Дневники
Шрифт:
15 марта
За гробом Достоевского студенты хотели нести его кандалы. Он умер в рабочем квартале, на четвертом этаже доходного дома.
Ничего, кроме ожидания, кроме вечной беспомощности.
5 апреля
Если б можно было поселиться в Берлине, стать самостоятельным, изо дня в день жить, пусть голодая, но давая выход всей своей силе, вместо того чтобы здесь экономить ее или – еще лучше – обращать в ничто! Если бы Ф. захотела мне помочь!
8 апреля
Вчера не мог написать ни слова. Сегодня не лучше. Кто даст мне избавление? И эта стесненность внутри меня, этот мрак, сквозь который ничего не видно. Я подобен живой решетке, решетке, которая еще стоит, но вот-вот упадет…
27 мая
Если я не ошибаюсь, [69]
69
Перед этой записью приведены наброски к рассказу о белой лошади.
Продолжайте, свиньи, свой ганец. Какое мне до этого дело?

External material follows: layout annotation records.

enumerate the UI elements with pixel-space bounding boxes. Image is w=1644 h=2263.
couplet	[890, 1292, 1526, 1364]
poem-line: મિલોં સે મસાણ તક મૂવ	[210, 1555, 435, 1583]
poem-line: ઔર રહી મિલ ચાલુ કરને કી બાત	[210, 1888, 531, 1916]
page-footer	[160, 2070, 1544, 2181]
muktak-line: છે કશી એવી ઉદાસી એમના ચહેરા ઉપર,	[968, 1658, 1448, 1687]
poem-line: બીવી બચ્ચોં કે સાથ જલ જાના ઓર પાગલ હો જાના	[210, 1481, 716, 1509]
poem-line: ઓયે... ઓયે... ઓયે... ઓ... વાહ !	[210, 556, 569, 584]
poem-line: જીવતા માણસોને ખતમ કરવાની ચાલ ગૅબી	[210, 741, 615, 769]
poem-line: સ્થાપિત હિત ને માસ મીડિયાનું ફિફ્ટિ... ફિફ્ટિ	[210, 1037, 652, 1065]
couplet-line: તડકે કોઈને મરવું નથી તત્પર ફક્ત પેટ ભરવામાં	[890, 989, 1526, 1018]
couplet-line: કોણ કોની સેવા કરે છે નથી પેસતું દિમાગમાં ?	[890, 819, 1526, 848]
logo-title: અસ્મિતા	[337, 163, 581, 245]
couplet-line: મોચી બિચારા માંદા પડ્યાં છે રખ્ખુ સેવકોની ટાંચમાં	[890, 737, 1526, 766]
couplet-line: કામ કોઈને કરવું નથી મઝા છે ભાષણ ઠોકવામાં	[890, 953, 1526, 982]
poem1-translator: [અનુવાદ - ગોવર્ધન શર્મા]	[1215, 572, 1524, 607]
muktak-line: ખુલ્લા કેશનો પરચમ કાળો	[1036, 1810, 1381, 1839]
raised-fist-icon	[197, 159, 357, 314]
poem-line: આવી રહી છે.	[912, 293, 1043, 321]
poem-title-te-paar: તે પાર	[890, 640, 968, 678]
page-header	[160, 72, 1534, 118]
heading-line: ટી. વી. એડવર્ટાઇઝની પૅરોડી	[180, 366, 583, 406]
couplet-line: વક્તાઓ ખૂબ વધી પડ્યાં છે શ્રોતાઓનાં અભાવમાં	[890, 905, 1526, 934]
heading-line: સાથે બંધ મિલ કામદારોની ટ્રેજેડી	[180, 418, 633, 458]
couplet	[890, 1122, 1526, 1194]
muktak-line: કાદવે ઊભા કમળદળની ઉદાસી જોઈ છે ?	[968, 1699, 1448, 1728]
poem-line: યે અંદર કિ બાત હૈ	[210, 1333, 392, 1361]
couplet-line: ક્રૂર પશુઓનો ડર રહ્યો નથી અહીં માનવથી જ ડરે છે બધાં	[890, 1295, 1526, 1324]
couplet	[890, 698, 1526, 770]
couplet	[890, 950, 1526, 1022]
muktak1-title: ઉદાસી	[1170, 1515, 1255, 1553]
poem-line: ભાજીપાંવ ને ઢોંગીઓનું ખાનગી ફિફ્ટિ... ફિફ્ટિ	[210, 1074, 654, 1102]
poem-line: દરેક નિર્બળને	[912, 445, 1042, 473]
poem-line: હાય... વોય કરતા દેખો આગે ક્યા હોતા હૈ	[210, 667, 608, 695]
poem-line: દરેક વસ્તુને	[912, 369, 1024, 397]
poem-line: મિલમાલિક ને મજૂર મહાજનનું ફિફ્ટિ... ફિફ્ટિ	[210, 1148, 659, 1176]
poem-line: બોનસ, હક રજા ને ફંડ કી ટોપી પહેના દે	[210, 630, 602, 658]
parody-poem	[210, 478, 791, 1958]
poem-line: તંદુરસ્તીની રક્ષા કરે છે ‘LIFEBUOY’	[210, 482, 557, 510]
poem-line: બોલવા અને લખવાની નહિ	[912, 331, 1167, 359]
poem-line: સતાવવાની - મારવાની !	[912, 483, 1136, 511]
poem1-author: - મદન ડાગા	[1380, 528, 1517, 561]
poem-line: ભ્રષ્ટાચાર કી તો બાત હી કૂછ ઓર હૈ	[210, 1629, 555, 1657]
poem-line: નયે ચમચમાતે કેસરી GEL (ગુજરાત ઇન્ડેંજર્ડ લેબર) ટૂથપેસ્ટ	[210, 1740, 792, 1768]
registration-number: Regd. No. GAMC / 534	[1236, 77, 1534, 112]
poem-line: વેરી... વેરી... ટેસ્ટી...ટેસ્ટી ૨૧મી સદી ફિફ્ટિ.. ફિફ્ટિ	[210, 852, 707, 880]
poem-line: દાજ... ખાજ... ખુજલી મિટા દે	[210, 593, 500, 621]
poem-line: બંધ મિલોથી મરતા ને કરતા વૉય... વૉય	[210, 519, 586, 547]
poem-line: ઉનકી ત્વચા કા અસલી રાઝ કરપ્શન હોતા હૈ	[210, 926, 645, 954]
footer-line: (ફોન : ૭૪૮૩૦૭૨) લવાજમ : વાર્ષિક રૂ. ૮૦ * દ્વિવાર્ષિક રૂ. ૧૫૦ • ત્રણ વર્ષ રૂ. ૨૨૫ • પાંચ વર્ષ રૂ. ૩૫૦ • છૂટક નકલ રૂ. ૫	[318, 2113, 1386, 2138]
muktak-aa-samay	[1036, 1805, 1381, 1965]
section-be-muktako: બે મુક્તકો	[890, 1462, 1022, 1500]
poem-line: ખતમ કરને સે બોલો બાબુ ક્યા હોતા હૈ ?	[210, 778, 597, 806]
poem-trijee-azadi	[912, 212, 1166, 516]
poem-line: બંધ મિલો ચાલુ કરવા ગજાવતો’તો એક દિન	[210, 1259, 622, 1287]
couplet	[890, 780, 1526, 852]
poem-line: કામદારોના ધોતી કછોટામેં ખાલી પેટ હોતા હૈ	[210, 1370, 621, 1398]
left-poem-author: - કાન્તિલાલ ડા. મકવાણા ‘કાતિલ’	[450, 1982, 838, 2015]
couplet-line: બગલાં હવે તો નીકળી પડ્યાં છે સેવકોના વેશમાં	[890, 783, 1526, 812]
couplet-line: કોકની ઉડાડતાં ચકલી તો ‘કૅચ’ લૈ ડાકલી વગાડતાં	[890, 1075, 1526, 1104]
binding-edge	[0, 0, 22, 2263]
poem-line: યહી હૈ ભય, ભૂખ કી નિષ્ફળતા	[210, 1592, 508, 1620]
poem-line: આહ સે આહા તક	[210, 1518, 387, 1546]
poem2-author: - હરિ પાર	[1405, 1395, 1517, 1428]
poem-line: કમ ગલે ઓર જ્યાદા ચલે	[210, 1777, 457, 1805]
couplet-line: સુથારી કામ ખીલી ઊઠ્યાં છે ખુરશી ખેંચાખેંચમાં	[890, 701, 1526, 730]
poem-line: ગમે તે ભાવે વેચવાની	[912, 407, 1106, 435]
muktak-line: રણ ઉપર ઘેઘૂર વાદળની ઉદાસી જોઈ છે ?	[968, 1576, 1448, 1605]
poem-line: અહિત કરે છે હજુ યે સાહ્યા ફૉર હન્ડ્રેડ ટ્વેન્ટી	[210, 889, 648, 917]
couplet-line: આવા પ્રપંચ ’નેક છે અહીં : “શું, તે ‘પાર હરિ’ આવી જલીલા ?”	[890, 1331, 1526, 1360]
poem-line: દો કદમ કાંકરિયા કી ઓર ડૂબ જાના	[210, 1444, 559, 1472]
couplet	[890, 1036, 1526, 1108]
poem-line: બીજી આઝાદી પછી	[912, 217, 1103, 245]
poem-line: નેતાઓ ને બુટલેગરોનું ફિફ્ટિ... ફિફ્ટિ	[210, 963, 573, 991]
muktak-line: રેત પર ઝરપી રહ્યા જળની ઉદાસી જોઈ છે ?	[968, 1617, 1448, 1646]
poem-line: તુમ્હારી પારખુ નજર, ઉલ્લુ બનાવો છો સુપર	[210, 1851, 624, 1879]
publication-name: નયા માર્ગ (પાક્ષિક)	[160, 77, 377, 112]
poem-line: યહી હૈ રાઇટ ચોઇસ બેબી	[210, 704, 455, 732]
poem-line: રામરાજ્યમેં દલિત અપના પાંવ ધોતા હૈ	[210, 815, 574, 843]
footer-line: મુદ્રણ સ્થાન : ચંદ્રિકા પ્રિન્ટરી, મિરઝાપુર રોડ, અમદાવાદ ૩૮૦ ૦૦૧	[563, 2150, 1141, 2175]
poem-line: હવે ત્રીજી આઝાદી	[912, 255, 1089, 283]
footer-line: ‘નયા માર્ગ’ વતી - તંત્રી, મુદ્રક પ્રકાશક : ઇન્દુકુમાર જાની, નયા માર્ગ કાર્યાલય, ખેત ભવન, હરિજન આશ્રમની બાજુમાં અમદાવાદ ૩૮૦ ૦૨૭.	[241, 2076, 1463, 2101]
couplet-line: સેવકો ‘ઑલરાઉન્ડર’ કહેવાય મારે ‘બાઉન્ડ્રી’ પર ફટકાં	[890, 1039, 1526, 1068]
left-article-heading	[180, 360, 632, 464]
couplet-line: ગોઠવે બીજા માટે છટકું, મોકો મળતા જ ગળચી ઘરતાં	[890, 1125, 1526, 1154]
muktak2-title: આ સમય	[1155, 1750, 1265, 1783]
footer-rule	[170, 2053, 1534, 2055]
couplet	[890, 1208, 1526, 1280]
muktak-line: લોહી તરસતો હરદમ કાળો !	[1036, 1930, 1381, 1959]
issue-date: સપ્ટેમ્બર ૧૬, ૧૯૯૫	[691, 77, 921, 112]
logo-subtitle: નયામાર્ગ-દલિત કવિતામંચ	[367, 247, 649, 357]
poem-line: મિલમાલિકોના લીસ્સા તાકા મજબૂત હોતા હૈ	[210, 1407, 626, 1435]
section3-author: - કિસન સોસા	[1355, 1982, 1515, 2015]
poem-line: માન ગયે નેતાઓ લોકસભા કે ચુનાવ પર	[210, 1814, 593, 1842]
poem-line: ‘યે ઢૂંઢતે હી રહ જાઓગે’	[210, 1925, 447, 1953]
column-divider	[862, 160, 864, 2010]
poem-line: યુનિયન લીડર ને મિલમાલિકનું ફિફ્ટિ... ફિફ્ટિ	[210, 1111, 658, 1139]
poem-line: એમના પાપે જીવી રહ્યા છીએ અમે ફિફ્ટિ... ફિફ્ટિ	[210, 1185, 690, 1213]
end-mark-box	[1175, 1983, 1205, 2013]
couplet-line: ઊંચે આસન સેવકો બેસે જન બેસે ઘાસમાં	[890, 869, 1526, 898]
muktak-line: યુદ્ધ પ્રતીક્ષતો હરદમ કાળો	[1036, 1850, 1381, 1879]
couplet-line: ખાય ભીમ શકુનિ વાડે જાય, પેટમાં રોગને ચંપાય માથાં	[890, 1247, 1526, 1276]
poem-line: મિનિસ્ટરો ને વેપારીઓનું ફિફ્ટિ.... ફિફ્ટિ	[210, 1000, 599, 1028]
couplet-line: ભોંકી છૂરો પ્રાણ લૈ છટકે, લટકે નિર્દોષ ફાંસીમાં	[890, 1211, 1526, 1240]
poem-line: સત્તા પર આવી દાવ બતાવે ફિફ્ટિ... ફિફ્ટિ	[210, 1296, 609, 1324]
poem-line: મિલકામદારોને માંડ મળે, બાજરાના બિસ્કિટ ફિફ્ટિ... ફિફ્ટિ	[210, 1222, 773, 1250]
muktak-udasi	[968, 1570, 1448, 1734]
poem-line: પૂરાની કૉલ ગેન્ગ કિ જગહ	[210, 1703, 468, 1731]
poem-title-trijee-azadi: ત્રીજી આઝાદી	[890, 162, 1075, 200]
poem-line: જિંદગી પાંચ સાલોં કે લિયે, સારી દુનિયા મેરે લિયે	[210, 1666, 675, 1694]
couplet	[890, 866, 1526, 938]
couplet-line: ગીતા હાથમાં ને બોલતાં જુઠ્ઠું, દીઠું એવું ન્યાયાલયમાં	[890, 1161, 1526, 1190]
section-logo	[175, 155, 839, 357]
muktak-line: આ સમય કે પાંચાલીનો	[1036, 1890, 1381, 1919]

Но это истиннее, чем все, что я написал в последний год. Может быть, все дело в том, чтобы набить руку. Когда-нибудь я еще научусь писать.
28 мая
Послезавтра еду в Берлин. [70] Несмотря на бессонницу, головную боль и заботы, я, кажется в лучшем состоянии, чем когда-либо прежде.
29 мая
70
Во время этой поездки состоялось первое обручение Кафки с Фелицей Бауэр.
Завтра в Берлин. Испытываю я просто лишь нервный подъем или же состояние мое действительно надежное? Что будет? Верно ли, что, если однажды познаешь суть творчества, ничто уже не погибнет, ничто не пропадет, хотя, правда, лишь редко что-либо взмывает ввысь. Не таким ли будет брезжущий брак с Ф.? Странное, хотя по воспоминаниям не совсем неведомое мне состояние.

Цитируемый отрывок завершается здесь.